Memang aksi unjuk rasa terlebih menyangkut persoalan yang sangat sensitif seperti ini sangat riskan dan berujung pada aksi kerusuhan. Sejatinya mahasiswa, buruh, dan seluruh elemen masyarakat yang melakukan aksi merek hanya ingin suaranya didengar dan mendapat tanggapan dari wakil rakyat. Namun yang didapatkan justru benteng manusia berbadan begap berbaju coklat. Banyaknya penyusup juga menodai aksi penolakan Omnibus Law UU Cipta Kerja.

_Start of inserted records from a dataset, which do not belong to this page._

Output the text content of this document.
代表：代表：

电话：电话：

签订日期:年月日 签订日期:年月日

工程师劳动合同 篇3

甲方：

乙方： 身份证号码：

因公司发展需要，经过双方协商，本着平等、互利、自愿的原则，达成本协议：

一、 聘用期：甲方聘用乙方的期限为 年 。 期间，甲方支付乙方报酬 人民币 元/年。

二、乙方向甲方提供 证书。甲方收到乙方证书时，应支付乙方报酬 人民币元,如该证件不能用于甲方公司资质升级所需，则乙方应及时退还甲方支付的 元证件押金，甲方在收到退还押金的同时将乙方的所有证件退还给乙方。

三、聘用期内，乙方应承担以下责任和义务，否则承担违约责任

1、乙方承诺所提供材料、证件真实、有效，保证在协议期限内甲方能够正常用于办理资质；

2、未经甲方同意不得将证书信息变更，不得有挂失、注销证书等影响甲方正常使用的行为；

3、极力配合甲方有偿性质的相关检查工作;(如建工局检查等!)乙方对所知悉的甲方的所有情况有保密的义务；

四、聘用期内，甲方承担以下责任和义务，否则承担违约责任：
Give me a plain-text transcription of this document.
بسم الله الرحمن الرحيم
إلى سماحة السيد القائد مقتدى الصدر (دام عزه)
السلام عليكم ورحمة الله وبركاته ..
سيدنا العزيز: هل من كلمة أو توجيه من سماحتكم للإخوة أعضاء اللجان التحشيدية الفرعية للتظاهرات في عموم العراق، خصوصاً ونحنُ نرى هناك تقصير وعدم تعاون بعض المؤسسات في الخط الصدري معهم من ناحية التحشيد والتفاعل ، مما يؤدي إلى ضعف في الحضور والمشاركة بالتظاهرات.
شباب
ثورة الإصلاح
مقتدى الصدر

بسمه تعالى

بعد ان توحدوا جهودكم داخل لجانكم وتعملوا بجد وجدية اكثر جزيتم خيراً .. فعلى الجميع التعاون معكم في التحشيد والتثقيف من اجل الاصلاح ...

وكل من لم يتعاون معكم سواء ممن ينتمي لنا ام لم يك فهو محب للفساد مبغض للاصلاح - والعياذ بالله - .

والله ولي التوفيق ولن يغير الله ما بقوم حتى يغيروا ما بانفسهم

Melihat kenyataan di lapangan maka demontrasi perlu didesign ulang agar aspirasi bisa disampaikan dengan baik dan bermartabat serta tidak terjadi anarkhi baik secara fisik maupun pernyataan dan aparat keamanan didesign bisa mengamankan kegiatan unjuk rasa yang memperjuangkan kepentingan rakyat sehingga terjadi harmoni antara pengunjuk rasa dengan aparat keamanan. Tindakan aparat keamanan harus mengedepankan saling asah,asuh serta asih , bukankah mereka dibentuk dari rakyat dan untuk rakyat, bukan sebaliknya. Dan mestinya DPR segera merespon cepat aspirasi tersebut, minimal bisa berdialog dengan rakyat yang diwakili. Sepanjang design demontrasi masih seperti ini , maka pelanggaran masih terus terjadi dan aktivitas fisik lebih mendominasi , yang akhirnya misi suci menyampaikan aspirasi tidak bisa terealisasi maksimal. Dan Dewanpun harus kembali pada esensi perannya sebagai wakil rakyat.